I recently got an email from someone who studies Scandinavian literature and wants to do some NLP on them - are there parsers or part of speech taggers for Danish, Norwegian, or Swedish? What about trained machine translation models?

What are his options beyond lexical stuff?


asked Sep 15 '10 at 09:34

3 Answers:

There is danish and swedish data from the CoNLL X shared task on multi language dependency parsing. You can trivially get POS data from there, as well as a dependency treebank, and train a standard tagger/parser.

answered Sep 15 '10 at 10:52

Alexandre Passos ♦

For Swedish, the HunPos tagger is reported to work well. It is a re-implementation of the HMM TnT tagger.

There is also a Swedish Treebank, which is an extended version of this one.
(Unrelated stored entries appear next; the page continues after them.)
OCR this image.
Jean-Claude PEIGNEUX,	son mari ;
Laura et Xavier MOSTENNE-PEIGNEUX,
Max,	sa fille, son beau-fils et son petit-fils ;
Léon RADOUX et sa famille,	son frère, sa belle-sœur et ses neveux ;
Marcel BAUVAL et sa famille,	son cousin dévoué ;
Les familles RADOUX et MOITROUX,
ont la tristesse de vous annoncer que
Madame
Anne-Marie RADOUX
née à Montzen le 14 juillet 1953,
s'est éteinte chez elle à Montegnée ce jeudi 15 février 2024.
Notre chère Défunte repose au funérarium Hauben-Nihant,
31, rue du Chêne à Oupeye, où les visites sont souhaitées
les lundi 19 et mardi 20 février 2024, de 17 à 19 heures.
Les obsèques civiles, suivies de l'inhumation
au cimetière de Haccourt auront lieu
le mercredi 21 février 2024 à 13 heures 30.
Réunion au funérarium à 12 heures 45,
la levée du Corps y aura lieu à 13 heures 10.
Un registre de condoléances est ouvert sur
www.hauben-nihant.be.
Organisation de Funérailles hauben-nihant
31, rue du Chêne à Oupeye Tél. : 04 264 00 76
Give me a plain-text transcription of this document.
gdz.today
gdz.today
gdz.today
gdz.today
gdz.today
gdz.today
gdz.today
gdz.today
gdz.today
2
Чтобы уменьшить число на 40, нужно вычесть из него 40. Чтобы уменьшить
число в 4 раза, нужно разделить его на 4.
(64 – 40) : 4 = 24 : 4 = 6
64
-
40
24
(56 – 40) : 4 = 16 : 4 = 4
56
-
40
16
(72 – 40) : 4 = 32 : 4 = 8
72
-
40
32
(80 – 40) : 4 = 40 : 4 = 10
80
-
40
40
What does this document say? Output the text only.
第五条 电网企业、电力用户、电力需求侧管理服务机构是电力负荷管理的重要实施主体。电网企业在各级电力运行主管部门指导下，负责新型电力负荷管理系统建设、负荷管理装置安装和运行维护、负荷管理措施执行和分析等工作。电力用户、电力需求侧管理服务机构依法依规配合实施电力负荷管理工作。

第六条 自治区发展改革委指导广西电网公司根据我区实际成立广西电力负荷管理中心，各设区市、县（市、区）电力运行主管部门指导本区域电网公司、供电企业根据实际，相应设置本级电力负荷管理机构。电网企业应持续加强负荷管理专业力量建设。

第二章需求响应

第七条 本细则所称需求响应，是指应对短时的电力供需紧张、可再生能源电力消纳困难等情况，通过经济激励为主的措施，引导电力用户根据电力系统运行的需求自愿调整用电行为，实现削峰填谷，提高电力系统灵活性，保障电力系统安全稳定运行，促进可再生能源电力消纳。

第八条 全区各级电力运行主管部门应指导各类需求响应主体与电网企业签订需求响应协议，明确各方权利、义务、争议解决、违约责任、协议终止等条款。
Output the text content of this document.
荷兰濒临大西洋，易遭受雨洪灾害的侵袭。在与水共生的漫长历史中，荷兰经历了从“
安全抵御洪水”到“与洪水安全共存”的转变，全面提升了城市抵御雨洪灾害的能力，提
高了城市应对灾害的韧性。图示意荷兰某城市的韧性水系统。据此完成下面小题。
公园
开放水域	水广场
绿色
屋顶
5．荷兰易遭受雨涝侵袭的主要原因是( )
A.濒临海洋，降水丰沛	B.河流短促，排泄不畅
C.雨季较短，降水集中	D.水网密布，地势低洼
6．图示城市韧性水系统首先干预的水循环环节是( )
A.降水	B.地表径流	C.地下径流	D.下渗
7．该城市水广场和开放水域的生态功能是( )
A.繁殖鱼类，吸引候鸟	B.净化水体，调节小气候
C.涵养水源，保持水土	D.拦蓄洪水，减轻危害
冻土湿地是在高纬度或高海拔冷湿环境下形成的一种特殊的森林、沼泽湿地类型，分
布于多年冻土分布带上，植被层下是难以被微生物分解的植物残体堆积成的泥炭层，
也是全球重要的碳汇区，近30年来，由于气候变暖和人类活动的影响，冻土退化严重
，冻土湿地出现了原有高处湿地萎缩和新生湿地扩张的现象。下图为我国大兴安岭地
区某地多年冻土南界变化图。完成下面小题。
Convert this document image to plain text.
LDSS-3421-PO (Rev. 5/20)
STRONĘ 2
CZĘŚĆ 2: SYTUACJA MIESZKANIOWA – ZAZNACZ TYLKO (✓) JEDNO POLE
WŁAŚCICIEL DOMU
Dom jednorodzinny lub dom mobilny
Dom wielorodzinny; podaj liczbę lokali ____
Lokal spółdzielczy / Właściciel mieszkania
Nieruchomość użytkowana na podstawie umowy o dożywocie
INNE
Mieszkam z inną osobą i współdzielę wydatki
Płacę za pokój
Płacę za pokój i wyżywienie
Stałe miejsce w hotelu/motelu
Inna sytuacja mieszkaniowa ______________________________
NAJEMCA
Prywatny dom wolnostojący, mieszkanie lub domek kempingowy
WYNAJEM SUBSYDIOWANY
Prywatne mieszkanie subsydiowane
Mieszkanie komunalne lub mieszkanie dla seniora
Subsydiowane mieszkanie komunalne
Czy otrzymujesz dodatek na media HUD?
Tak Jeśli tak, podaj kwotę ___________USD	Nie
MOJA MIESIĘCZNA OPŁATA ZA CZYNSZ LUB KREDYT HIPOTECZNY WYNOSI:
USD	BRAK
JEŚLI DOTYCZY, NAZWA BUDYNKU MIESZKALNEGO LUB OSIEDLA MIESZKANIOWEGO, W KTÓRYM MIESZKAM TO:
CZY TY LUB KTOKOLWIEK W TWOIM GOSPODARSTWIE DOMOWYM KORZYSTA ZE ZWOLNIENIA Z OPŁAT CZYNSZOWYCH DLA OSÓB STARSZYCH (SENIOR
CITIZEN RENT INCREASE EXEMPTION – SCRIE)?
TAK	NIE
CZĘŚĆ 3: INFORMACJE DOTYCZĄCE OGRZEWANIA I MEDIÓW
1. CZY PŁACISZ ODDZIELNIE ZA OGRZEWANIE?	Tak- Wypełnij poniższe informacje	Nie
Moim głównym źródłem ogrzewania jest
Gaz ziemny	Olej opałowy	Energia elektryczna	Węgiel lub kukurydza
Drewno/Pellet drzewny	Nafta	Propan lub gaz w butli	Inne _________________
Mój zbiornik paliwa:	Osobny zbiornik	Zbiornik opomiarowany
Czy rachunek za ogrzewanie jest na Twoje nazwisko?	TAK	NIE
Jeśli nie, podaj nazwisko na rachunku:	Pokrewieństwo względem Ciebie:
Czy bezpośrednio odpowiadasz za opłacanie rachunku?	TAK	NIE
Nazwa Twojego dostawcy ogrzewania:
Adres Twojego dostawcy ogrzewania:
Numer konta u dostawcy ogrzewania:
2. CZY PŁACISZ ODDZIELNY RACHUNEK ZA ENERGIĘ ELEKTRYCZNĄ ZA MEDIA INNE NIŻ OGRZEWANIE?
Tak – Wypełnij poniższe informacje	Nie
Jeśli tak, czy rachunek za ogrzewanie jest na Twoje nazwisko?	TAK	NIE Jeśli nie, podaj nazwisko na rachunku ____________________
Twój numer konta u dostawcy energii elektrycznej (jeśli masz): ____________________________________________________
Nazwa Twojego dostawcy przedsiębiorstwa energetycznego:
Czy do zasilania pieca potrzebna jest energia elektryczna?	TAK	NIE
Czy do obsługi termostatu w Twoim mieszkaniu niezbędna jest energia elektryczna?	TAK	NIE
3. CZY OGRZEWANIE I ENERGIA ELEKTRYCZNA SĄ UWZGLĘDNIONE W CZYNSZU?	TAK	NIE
Judging from other languages, I suspect the Berkeley Parser would perform reasonably well.

answered Sep 15 '10 at 17:19

For danish NLP data another option is to look at the Copenhagen dependency treebank CDT There are three treebanks available:

  • CDT1: The Danish Dependency Treebank (100,000 words), which was used as training material in the CoNLL 2006 shared task.
  • CDT2: The Danish-English Parallel Dependency Treebank (95,000 words).
  • CDT3: The Copenhagen Dependency Treebanks for Danish, English, German, Italian and Spanish (2x100,000 + 3x60,000 words, work-in-progress).

answered Feb 10 '11 at 12:32

Carsten Lygteskov Hansen